Поднялся, умылся холодной водой из кувшина, натянул чистую рубашку и пиджак. Взял папку с иллюстрациями к «Снежной королеве» — те самые, что рисовал в стиле эпической манхвы с советским антуражем.
Вышел из барака и направился прямо к машине. Двое сопровождающих уже стояли рядом с воронком, но выглядели слегка растерянными — обычно им приходилось стучать в двери, будить, объяснять.
— Доброе утро, товарищи, — поздоровался Гоги, подходя к машине. — Поехали?

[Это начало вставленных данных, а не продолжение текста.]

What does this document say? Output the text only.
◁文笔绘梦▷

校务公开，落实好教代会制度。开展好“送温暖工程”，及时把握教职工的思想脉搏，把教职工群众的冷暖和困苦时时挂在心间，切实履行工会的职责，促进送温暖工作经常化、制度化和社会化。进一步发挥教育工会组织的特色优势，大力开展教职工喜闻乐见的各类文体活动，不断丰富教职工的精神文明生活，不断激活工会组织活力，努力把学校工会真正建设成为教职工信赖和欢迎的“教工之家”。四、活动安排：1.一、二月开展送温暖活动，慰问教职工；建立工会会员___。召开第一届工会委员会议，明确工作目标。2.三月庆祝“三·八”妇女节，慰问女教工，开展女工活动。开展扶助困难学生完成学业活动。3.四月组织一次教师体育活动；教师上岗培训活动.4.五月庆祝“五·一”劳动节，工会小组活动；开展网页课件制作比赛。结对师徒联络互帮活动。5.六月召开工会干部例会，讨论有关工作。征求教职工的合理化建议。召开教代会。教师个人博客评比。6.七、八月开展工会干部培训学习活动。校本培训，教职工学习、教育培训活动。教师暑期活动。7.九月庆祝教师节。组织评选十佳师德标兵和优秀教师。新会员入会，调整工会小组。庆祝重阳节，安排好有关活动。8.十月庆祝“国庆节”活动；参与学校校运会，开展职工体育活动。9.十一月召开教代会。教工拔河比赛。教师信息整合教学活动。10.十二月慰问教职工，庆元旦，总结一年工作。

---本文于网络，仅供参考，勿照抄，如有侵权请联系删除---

Старший кивнул с лёгким удивлением:
— Георгий Валерьевич, проходите.
Сел в знакомый салон, положил папку на колени. Воронок тронулся, и Москва поплыла за окнами — утренняя, деловитая, спешащая на работу. Люди толпились на остановках трамваев, торопились в учреждения, несли авоськи и портфели.
Гоги зевнул, растирая глаза. Ночная работа над звёздами не прошла даром — хотелось спать. Он откинулся на сиденье, пытаясь собраться с мыслями перед встречей.

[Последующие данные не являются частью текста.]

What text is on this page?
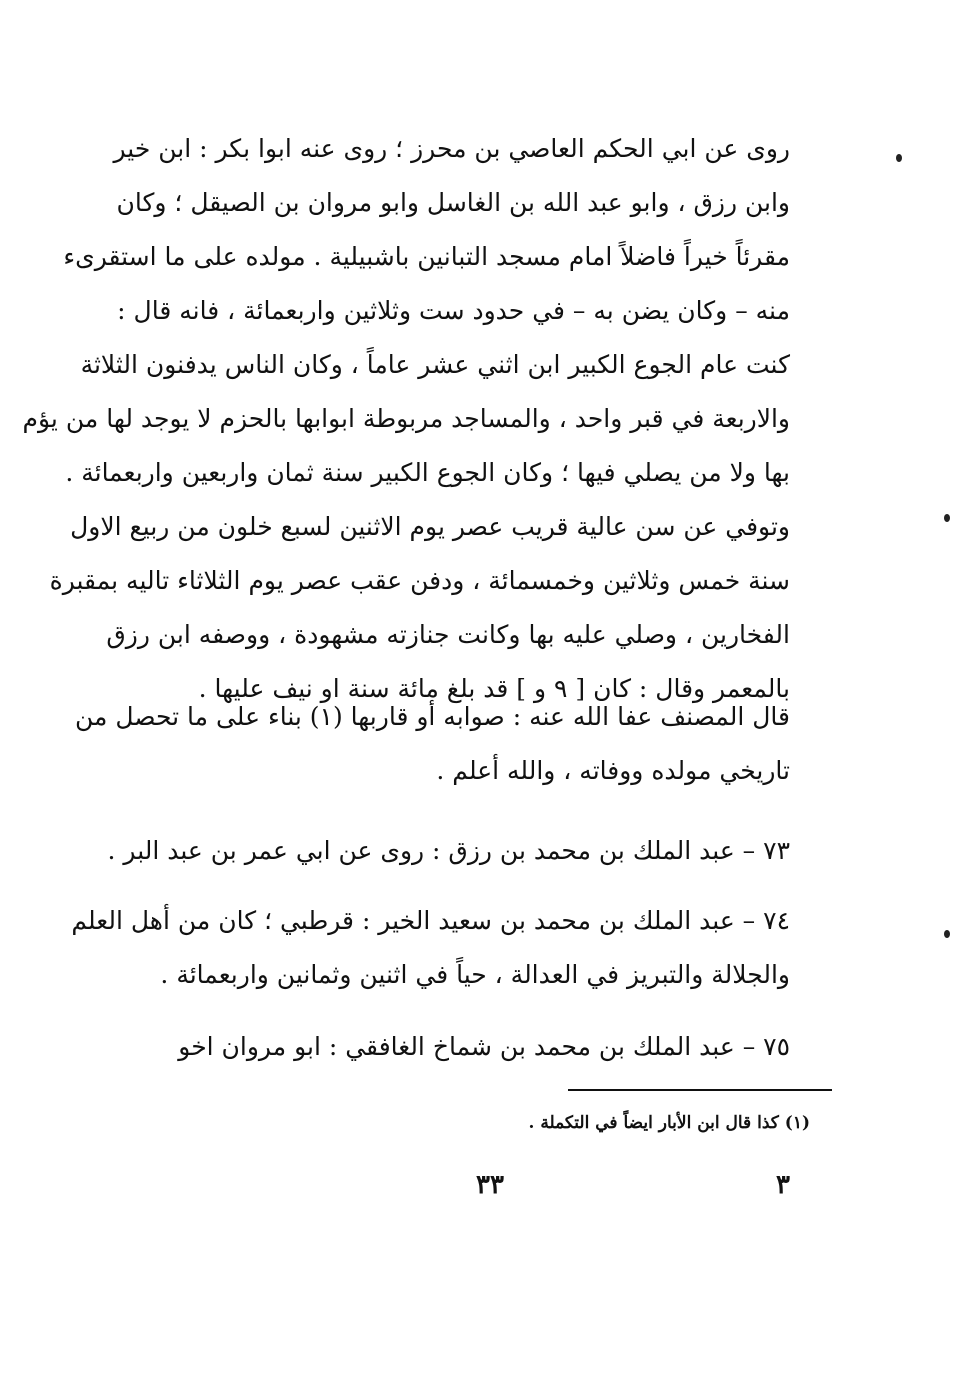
روى عن ابي الحكم العاصي بن محرز ؛ روى عنه ابوا بكر : ابن خير
وابن رزق ، وابو عبد الله بن الغاسل وابو مروان بن الصيقل ؛ وكان
مقرئاً خيراً فاضلاً امام مسجد التبانين باشبيلية . مولده على ما استقرىء
منه – وكان يضن به – في حدود ست وثلاثين واربعمائة ، فانه قال :
كنت عام الجوع الكبير ابن اثني عشر عاماً ، وكان الناس يدفنون الثلاثة
والاربعة في قبر واحد ، والمساجد مربوطة ابوابها بالحزم لا يوجد لها من يؤم
بها ولا من يصلي فيها ؛ وكان الجوع الكبير سنة ثمان واربعين واربعمائة .
وتوفي عن سن عالية قريب عصر يوم الاثنين لسبع خلون من ربيع الاول
سنة خمس وثلاثين وخمسمائة ، ودفن عقب عصر يوم الثلاثاء تاليه بمقبرة
الفخارين ، وصلي عليه بها وكانت جنازته مشهودة ، ووصفه ابن رزق
بالمعمر وقال : كان [ ٩ و ] قد بلغ مائة سنة او نيف عليها .
قال المصنف عفا الله عنه : صوابه أو قاربها (١) بناء على ما تحصل من
تاريخي مولده ووفاته ، والله أعلم .
٧٣ – عبد الملك بن محمد بن رزق : روى عن ابي عمر بن عبد البر .
٧٤ – عبد الملك بن محمد بن سعيد الخير : قرطبي ؛ كان من أهل العلم
والجلالة والتبريز في العدالة ، حياً في اثنين وثمانين واربعمائة .
٧٥ – عبد الملك بن محمد بن شماخ الغافقي : ابو مروان اخو
(١) كذا قال ابن الأبار ايضاً في التكملة .
٣٣	٣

Зачем Берии понадобилось лично курировать детские сказки? Неужели у заместителя председателя Совмина нет дел поважнее? Или за простым заказом скрывается что-то ещё?
— Скоро приедем, — сказал сопровождающий.
— Хорошо, — ответил Гоги, разглядывая утренние улицы.
Воронок свернул к знакомому зданию. Серые стены, строгие окна, флаги над входом. Машина остановилась, дверца открылась.
— Товарищ Гогенцоллер, пройдёмте.
Гоги вышел, поправил пиджак. Утро обещало быть интересным — Лаврентий Павлович явно не из тех людей, кто тратит время на пустяки. Значит, эти сказки для него важны. Остаётся выяснить — почему.
Шагнул к входу в здание, держа папку с иллюстрациями под мышкой. Внутри что-то подсказывало: сегодняшняя встреча изменит многое в его новой жизни.
Кабинет встретил Гоги привычным ароматом кавказского чая и кожаных переплётов. Берия сидел за своим массивным столом, просматривая какие-то документы. Поднял глаза, когда художник вошёл, и кивнул на знакомое кресло.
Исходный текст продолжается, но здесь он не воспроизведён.